Abstract: Simplicial complexes are generalized network structures able to encode interactions occurring between more than two nodes. Simplicial complex describe a large variety of complex interacting systems ranging from brain networks, to social and collaboration networks. Additionally simplicial complexes have a geometrical interpretation and for this reasons they have been widely used in quantum gravity. Simplicial complexes are the ideal structures to characterize emergent network geometry [1-3] in which geometrical properties of the networks emerge spontaneously from their dynamics. Here we propose a general model for growing simplicial complexes called network geometry with flavor (NGF) [4]. This model deepens our understanding of growing complex networks and reveals the important effect that the dimensionality of growing simplicial complexes have on their evolution. The NGF can generate discrete geometries of different nature, ranging from chains and higher dimensional manifolds to scale-free networks with small-world properties, scale-free degree distribution and non-trivial community structure. We find that, for NGF with dimension greater than one, scale-free topologies emerge also without including an explicit preferential attachment because and efficient preferential attachment mechanism naturally emerges from the dynamical rules. Interestingly the NGF with fitness of the nodes reveals relevant relations with quantum statistics. In fact the faces of the NGF have generalized degrees that follow either the Fermi-Dirac, Boltzmann or Bose-Einstein statistics depending on their flavor and on their dimensionality. Specifically, NGFs with flavor s=-1, when constructed in dimension d=3 gluing tetrahedra along their triangular faces, have the generalized degrees of the triangular faces, of the links, and of the nodes following respectively the Fermi-Dirac, the Boltzmann or the Bose-Einstein distribution.
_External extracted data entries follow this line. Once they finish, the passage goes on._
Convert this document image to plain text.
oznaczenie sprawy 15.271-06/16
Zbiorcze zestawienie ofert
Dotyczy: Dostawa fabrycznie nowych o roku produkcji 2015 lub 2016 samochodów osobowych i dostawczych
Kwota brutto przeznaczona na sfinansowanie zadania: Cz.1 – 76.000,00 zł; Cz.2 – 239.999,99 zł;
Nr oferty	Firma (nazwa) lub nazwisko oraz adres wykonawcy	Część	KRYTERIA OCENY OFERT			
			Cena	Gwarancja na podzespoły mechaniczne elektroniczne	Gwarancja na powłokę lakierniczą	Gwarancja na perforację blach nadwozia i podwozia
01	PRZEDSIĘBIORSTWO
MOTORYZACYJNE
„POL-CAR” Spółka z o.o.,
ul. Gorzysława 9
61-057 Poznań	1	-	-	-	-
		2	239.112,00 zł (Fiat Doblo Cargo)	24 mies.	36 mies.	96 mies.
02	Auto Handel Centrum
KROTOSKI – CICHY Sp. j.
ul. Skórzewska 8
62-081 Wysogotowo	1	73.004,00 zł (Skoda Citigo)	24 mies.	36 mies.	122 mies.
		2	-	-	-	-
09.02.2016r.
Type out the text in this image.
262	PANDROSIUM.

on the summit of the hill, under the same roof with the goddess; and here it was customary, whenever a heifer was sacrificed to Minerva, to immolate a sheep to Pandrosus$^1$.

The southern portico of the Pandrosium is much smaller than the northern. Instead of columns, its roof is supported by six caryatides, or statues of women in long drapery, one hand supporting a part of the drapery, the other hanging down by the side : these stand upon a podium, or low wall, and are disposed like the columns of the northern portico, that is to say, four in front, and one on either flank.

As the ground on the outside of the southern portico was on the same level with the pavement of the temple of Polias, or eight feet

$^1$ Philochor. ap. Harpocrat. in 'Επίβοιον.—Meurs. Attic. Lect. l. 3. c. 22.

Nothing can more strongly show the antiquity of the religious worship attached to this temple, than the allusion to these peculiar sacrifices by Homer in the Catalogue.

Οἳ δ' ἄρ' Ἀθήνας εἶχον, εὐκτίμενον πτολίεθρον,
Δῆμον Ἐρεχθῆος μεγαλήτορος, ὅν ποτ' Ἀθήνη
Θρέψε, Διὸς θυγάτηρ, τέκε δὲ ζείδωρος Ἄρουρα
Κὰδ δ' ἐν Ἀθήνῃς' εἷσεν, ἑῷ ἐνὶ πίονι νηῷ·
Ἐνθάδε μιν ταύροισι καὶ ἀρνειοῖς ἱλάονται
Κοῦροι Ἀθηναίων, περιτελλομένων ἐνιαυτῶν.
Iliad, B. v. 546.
We will characterize the emergent geometry of NGF as hyperbolic [5] and describe its properties in any dimension.
[1] G. Bianconi, Interdisciplinary and physics challenges in network theory, EPL 111, 56001 (2015).
[2] Z. Wu, G. Menichetti C. Rahmede G. Bianconi, Emergent Complex Network Geometry, Scientific Reports 5, 10073 (2015).
[3] G. Bianconi and C. Rahmede, Complex Quantum Network Manifolds are Scale-Free in d>2, Scientific Reports 5, 13979 (2015)
[4] G. Bianconi and C. Rahmede, Network geometry with flavor: from complexity to quantum geometry, Physical Review E, 93, 032315. (2016).
[5] G. Bianconi and C. Rahmede, Emergent hyperbolic network geometry Scientific Reports 7, 41974 (2017).